Ce que j’aime par-dessus tout chez Jérôme Ferrari, c’est sa plume, que je trouve remarquable et qui me donne l’impression d’entrer dans l’âme des personnages, car il excelle dans l’écriture de l’intériorité. Ce roman est par ailleurs parfaitement construit. En parallèle à la trame principale, l’auteur nous raconte l’histoire de Marcel, le grand-père de Matthieu, né juste après la Grande Guerre et qui toute sa vie a couru après des rêves qui lui ont toujours échappé au moment où il allait les saisir. Est-ce pour prendre sa revanche sur la vie qu’il va aider son petit-fils à lancer son affaire ? Ou, au contraire, nourrit-il un secret espoir de le voir échouer ?
Ma seule réserve sur ce roman est que l’aventure de la reprise de ce bar m’a paru bien peu crédible, une réussite rapide basée sur une trilogie qui a pourtant déjà fait ses preuves : alcool, sexe et soleil. Mais peu importe, au fond. Car toute cette histoire est métaphorique. Comme dans le sermon d’Augustin, Jérôme Ferrari nous rappelle que toute entreprise humaine est vouée dès le départ à sa destruction.

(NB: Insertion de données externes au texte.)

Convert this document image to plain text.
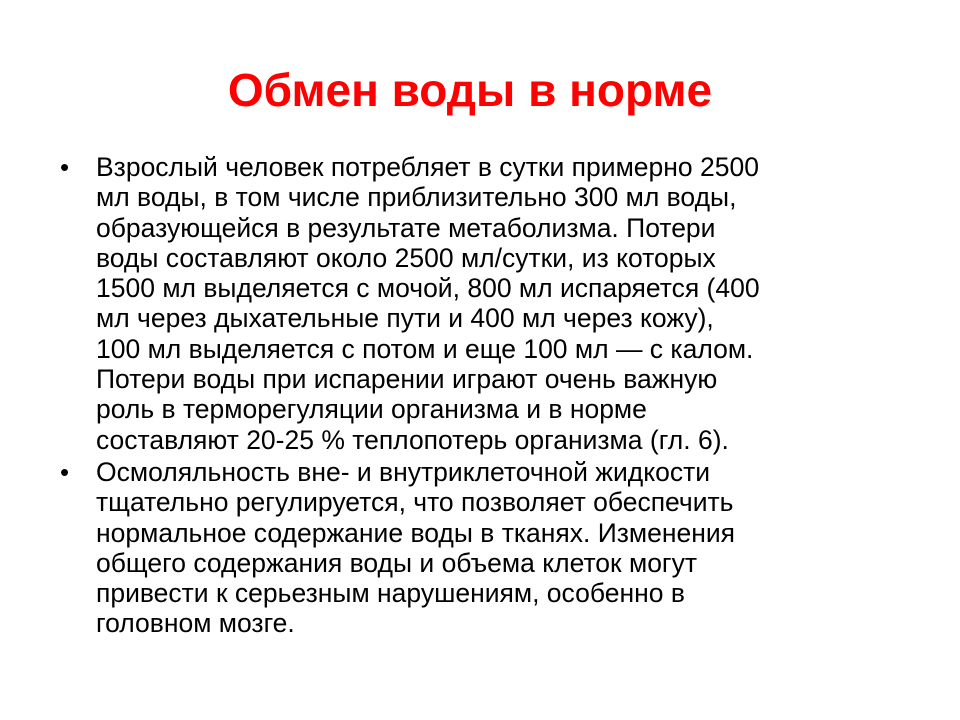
Обмен воды в норме
• Взрослый человек потребляет в сутки примерно 2500
мл воды, в том числе приблизительно 300 мл воды,
образующейся в результате метаболизма. Потери
воды составляют около 2500 мл/сутки, из которых
1500 мл выделяется с мочой, 800 мл испаряется (400
мл через дыхательные пути и 400 мл через кожу),
100 мл выделяется с потом и еще 100 мл — с калом.
Потери воды при испарении играют очень важную
роль в терморегуляции организма и в норме
составляют 20-25 % теплопотерь организма (гл. 6).
• Осмоляльность вне- и внутриклеточной жидкости
тщательно регулируется, что позволяет обеспечить
нормальное содержание воды в тканях. Изменения
общего содержания воды и объема клеток могут
привести к серьезным нарушениям, особенно в
головном мозге.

En arrière-plan se dessine le destin de l’empire colonial français qui lui aussi s’est effondré dans la douleur et le sang.
Un roman aussi ambitieux que réussi, mais qui laisse un goût de sang dans la bouche ; un roman qui sonne comme un avertissement :
« Nous ne savons pas, en vérité, ce que sont les mondes. Mais nous pouvons guetter les signes de leur fin. »
Actes Sud, 2012. – 202 p.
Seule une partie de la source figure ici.